Summary: Bricks grow when other bricks heal
Product: [Community] GlusterFS Reporter: john.r.moser
Component: replicateAssignee: bugs <bugs>
Status: CLOSED DEFERRED QA Contact:
Severity: high Docs Contact:
Priority: unspecified    
Version: 3.3.1CC: bugs, gluster-bugs
Target Milestone: ---   
Target Release: ---   
Hardware: x86_64   
OS: Linux   
Whiteboard:
Fixed In Version: Doc Type: Bug Fix
Doc Text:
Story Points: ---
Clone Of: Environment:
Last Closed: 2014-12-14 19:40:30 UTC Type: Bug
Regression: --- Mount Type: ---
Documentation: --- CRM:
Verified Versions: Category: ---
oVirt Team: --- RHEL 7.3 requirements from Atomic Host:
Cloudforms Team: --- Target Upstream Version:
Embargoed:

Description john.r.moser 2013-02-14 20:30:59 UTC
Description of problem:

Installed GlusterFS on two servers, gluster-1 and gluster-2.  Created a volume 'web' with replica=2 with bricks gluster-1:/mnt/silo0 and gluster-2:/mnt/silo0 each of which is ext4 at 516057528 1K blocks.

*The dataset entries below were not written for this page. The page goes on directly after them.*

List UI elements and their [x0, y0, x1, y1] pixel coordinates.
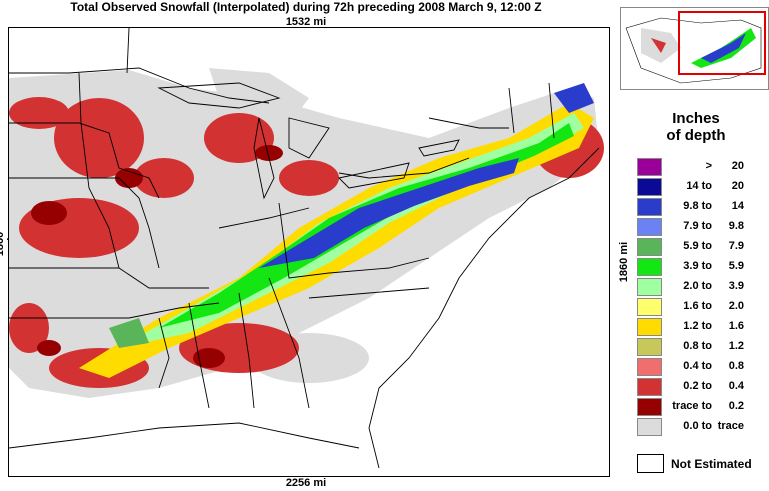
legend-range-to: 1.2 [728, 340, 744, 352]
legend-range-to: 5.9 [728, 260, 744, 272]
legend-row: > 20 [637, 158, 767, 176]
legend-range-to: 20 [731, 160, 744, 172]
legend-range-to: 0.4 [728, 380, 744, 392]
legend-range-to: trace [717, 420, 744, 432]
not-estimated-label: Not Estimated [671, 457, 752, 471]
legend-row: 5.9 to 7.9 [637, 238, 767, 256]
legend-range-from: 9.8 to [683, 200, 712, 212]
legend-swatch [637, 318, 662, 336]
legend-range-from: 1.6 to [683, 300, 712, 312]
legend-swatch [637, 198, 662, 216]
legend-row: 9.8 to 14 [637, 198, 767, 216]
snowfall-map-graphic [9, 28, 604, 469]
legend-swatch [637, 418, 662, 436]
legend-range-from: 0.4 to [683, 360, 712, 372]
legend-swatch [637, 178, 662, 196]
legend-swatch [637, 218, 662, 236]
legend-row: 2.0 to 3.9 [637, 278, 767, 296]
trace-bands [31, 145, 283, 368]
legend-range-to: 9.8 [728, 220, 744, 232]
main-snow-band [79, 83, 594, 378]
legend-range-from: 0.8 to [683, 340, 712, 352]
legend-title: Inches of depth [626, 110, 766, 144]
legend-range-from: 5.9 to [683, 240, 712, 252]
legend-range-from: 3.9 to [683, 260, 712, 272]
legend-row: 7.9 to 9.8 [637, 218, 767, 236]
legend-range-to: 14 [731, 200, 744, 212]
legend-row: trace to 0.2 [637, 398, 767, 416]
legend-row: 0.4 to 0.8 [637, 358, 767, 376]
height-right-label: 1860 mi [618, 241, 630, 283]
map-title: Total Observed Snowfall (Interpolated) d… [70, 0, 542, 14]
boundaries [9, 28, 600, 469]
legend-swatch [637, 238, 662, 256]
legend-range-from: > [705, 160, 712, 172]
legend-swatch [637, 278, 662, 296]
legend-row: 14 to 20 [637, 178, 767, 196]
legend-range-from: 1.2 to [683, 320, 712, 332]
legend-title-line1: Inches [672, 110, 720, 127]
width-top-label: 1532 mi [285, 16, 327, 28]
legend-range-from: 2.0 to [683, 280, 712, 292]
legend-row: 1.6 to 2.0 [637, 298, 767, 316]
legend-range-from: 7.9 to [683, 220, 712, 232]
legend-swatch [637, 378, 662, 396]
legend-row: 0.8 to 1.2 [637, 338, 767, 356]
not-estimated-legend: Not Estimated [637, 454, 767, 474]
legend-swatch [637, 258, 662, 276]
inset-highlight-box [678, 11, 766, 75]
legend-row: 0.2 to 0.4 [637, 378, 767, 396]
legend-range-to: 2.0 [728, 300, 744, 312]
legend-range-to: 20 [731, 180, 744, 192]
legend-title-line2: of depth [666, 127, 726, 144]
legend-range-to: 7.9 [728, 240, 744, 252]
legend-range-to: 3.9 [728, 280, 744, 292]
legend-swatch [637, 338, 662, 356]
legend-range-from: 0.2 to [683, 380, 712, 392]
legend-range-from: 0.0 to [683, 420, 712, 432]
not-estimated-swatch [637, 454, 664, 473]
legend-swatch [637, 158, 662, 176]
legend-range-from: trace to [672, 400, 712, 412]
legend-range-to: 1.6 [728, 320, 744, 332]
legend-swatch [637, 298, 662, 316]
locator-inset-map [620, 7, 769, 90]
legend-range-to: 0.2 [728, 400, 744, 412]
legend-row: 3.9 to 5.9 [637, 258, 767, 276]
legend-swatch [637, 398, 662, 416]
snowfall-map[interactable] [8, 27, 610, 477]
locator-inset-graphic [625, 11, 766, 84]
legend-row: 0.0 to trace [637, 418, 767, 436]
legend-range-to: 0.8 [728, 360, 744, 372]
width-bottom-label: 2256 mi [285, 477, 327, 489]
legend-row: 1.2 to 1.6 [637, 318, 767, 336]
legend-range-from: 14 to [686, 180, 712, 192]
legend-swatch [637, 358, 662, 376]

Mounted with glusterfs fuse on /mnt/exports/web on both.

Proceeded to rsync a large directory with tons of files from a Web server to /mnt/exports/web on gluster-1.

Shutdown gluster-2.

When gluster-2 came up, it did nothing.  Eventually I ran a self-heal with 'gluster volume heal web', 'gluster volume heal web full', and finally resorted to just a 'find /mnt/exports/web -noleaf -print0 | xargs --null stat'.

On gluster-1, /mnt/silo0 had the same Used space as /mnt/exports/web

On gluster-2, /mnt/silo0 was about 800MB smaller.

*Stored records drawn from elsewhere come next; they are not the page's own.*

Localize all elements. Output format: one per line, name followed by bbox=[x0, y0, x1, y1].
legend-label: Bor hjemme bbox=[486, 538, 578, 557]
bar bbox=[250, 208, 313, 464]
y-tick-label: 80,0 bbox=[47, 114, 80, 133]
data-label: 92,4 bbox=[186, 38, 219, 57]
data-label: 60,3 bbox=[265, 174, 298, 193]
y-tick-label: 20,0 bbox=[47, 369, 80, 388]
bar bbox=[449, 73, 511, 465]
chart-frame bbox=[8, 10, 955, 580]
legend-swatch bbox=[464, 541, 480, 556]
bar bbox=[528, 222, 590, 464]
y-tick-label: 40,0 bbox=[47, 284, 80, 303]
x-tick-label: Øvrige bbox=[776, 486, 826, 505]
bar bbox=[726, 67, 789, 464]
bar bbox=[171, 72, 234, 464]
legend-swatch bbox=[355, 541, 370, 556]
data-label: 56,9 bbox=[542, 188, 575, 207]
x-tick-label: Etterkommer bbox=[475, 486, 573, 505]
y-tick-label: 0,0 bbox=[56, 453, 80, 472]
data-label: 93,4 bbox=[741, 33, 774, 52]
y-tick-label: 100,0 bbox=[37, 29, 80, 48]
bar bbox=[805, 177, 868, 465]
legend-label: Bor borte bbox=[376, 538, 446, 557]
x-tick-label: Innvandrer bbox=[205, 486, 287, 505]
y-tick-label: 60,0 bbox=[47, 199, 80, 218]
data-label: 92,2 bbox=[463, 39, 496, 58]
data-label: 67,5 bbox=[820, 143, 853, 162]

Made multiple attempts at self-heal.  Checked the logs, got lots of stuff in 'heal-failed', mostly UUIDs.

I then proceeded to use 'gluster volume remove-brick replica 1 gluster-2:/mnt/silo0' to drop gluster-2 out.  Then I unmounted the partition, formatted it ext4, and mounted it again.  Finally I reintroduced it with 'gluster volume add-brick replica 2 gluster-2:/mnt/silo0'.

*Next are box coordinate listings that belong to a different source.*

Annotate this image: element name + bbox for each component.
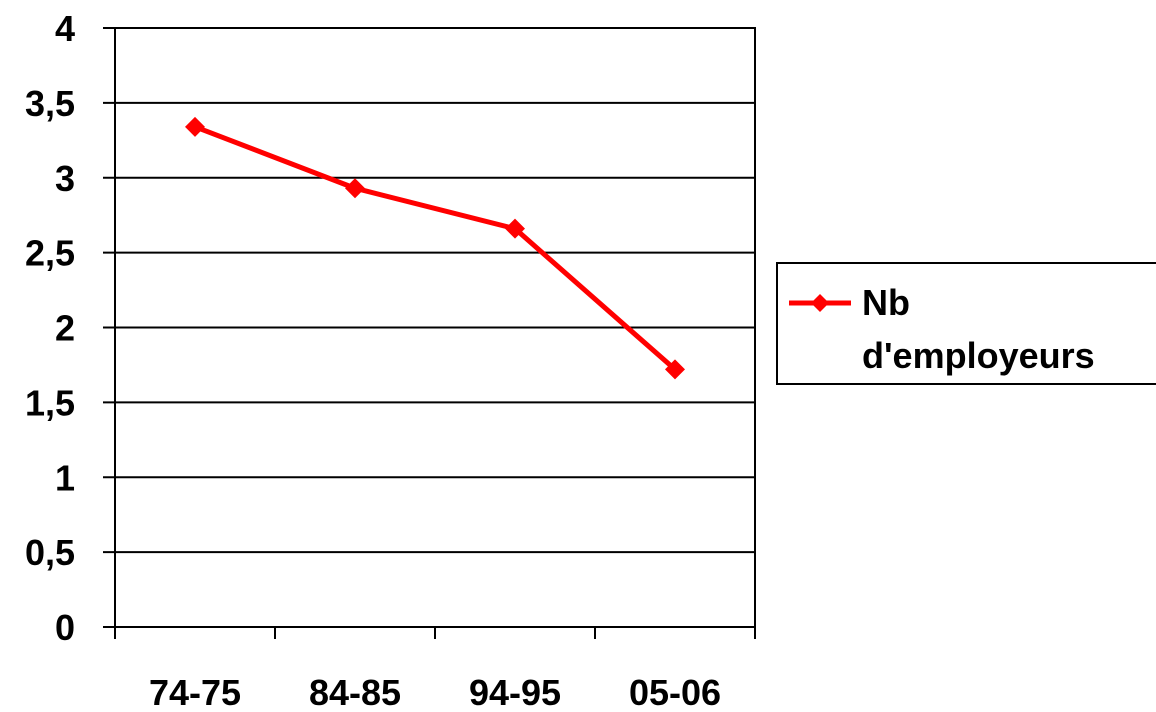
data-point <box>505 218 525 239</box>
y-tick-label: 3,5 <box>25 83 75 124</box>
x-tick-label: 74-75 <box>149 672 241 712</box>
y-tick-label: 1,5 <box>25 382 75 423</box>
series-line <box>194 124 677 372</box>
legend: Nb d'employeurs <box>776 262 1156 385</box>
y-tick-label: 0 <box>55 607 75 648</box>
y-tick-label: 0,5 <box>25 532 75 573</box>
y-axis: 0 0,5 1 1,5 2 2,5 3 3,5 4 <box>25 8 115 648</box>
data-point <box>345 178 365 199</box>
y-tick-label: 3 <box>55 158 75 199</box>
legend-label-line-1: Nb <box>862 282 910 323</box>
x-tick-label: 94-95 <box>469 672 561 712</box>
legend-marker-swatch <box>811 294 829 312</box>
data-point <box>185 116 205 137</box>
legend-label-line-2: d'employeurs <box>862 335 1095 376</box>
y-tick-label: 2,5 <box>25 233 75 274</box>
x-tick-label: 05-06 <box>629 672 721 712</box>
legend-box <box>776 262 1156 385</box>
x-axis: 74-75 84-85 94-95 05-06 <box>114 627 756 712</box>
y-tick-label: 1 <box>55 457 75 498</box>
x-tick-label: 84-85 <box>309 672 401 712</box>
series-group <box>185 116 685 380</box>
y-tick-label: 2 <box>55 308 75 349</box>
y-tick-label: 4 <box>55 8 75 49</box>
gridlines <box>115 101 755 554</box>
legend-label: Nb d'employeurs <box>862 282 1095 376</box>
data-point <box>665 359 685 380</box>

This ended with it still wrong.

I dropped gluster-1, did that again, dropped gluster-2, brought it back up what I see happening is the exported volume AND the brick on gluster-1 are gaining in size!

gluster-1 /mnt/silo0 started at 3421412, as did the exported volume.

After gluster-2 finished self-heal, gluster-1 /mnt/silo0 and the exported volume sit at 3666816, while gluster-2 /mnt/silo0 sits at 3421412.  Nothing was writing to the exported volume during the heal.

Comment 1 Pranith Kumar K 2013-03-16 02:18:23 UTC
John,
     What commands are you using to see the disk usage on these bricks?

Pranith

Comment 2 john.r.moser 2013-03-16 02:52:33 UTC
df

It's weird, the volume that's being read from gets larger.

Comment 3 Pranith Kumar K 2013-03-16 04:04:40 UTC
John,
   Would it be possible to talk to you on IRC? it is irc.gnu.org #glusterfs
Giveme your nick so that I can ping you
Pranith.

Comment 4 Pranith Kumar K 2013-03-16 06:41:25 UTC
John,
      There was a typo. the channel is #gluster not #glusterfs

Pranith

Comment 5 Niels de Vos 2014-11-27 14:54:10 UTC
The version that this bug has been reported against, does not get any updates from the Gluster Community anymore. Please verify if this report is still valid against a current (3.4, 3.5 or 3.6) release and update the version, or close this bug.

If there has been no update before 9 December 2014, this bug will get automatocally closed.